Выйдя, он пошел, не зная того, прямо на меня. «Ваша светлость!» – прошептал я, держась на всякий случай подальше. Обнаружив мое присутствие, он пришел в ярость и разразился непристойной бранью и угрозами: «Что ты здесь делаешь? Чего тут шпионишь? Ах ты, мерзкий уродец! Змея ты ядовитая! Где ты там? Да я тебя мигом прикончу!» И он стал бросаться в разные стороны, вытянув руки и пытаясь нащупать меня в темноте. Но поймать меня в таком мраке он, конечно, не мог. «Позвольте мне сказать! Позвольте мне сказать, в чем дело», – повторял я невозмутимо, хотя внутри у меня все дрожало. И он в конце концов позволил.

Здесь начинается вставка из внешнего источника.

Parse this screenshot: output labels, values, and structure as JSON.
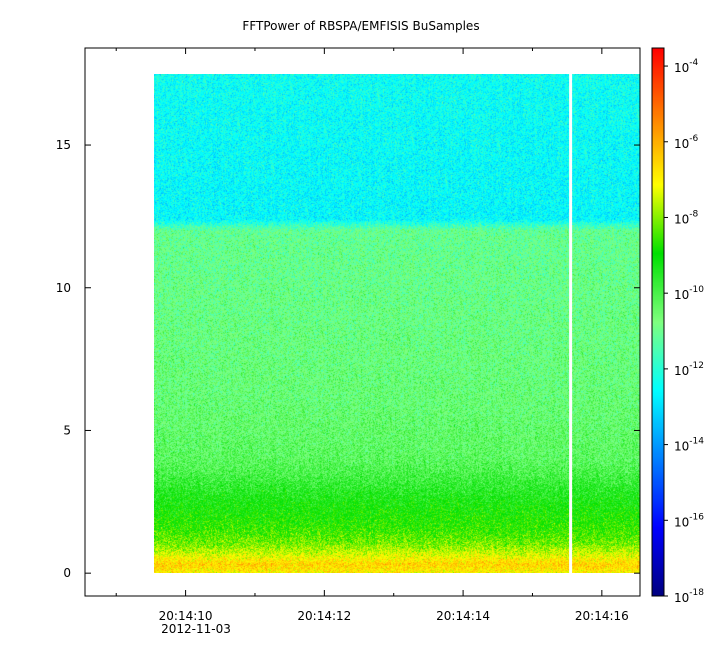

Тогда я швырнул ему прямо в лицо, что в эту самую минуту сын Лодовико Монтанцы насилует его дочь – он пробрался тайком в замок, чтобы отомстить за своего отца, обесчестив ее и покрыв весь его дом несмываемым позором. «Это ложь! – крикнул он. – Что ты болтаешь, безумец! Это ложь!» – «Нет, это правда! – возразил я, бесстрашно подходя к нему вплотную. – Он сейчас у нее, я собственными глазами видел, как преступник пробрался к ней. Ты придешь слишком поздно, преступление уже наверняка совершилось, но, возможно, ты еще застанешь его там». Я понял, что теперь он мне поверил: он стоял как громом пораженный. «Не может быть! – сказал он, но тем не менее быстрыми шагами, чуть ли не бегом, направился к выходу. – Не может быть! – повторял он. – Как бы он сумел проникнуть в город? И в замок – он же охраняется!» Я отвечал, изо всех сил стараясь поспеть за ним, что тоже этого не понимаю, но что я заметил его сперва у реки, возможно, он добрался на плоту или еще как, кто знает, на что способен этот безрассудный молокосос, а оттуда он уже мог попасть прямо во внутренний двор замка. «Не может быть! – твердил он. – Невозможно проникнуть в город по реке, проскользнув незамеченным между крепостными башнями на том и другом берегу с их бомбардирами и лучниками, охраняющими ее днем и ночью. Это просто немыслимо!» – «Да, это немыслимо, – согласился я. – Понять это совершенно невозможно, сам дьявол не поймет, как он умудрился проникнуть, но мальчишка тем не менее там. Я совершенно уверен, что слышал там его голос».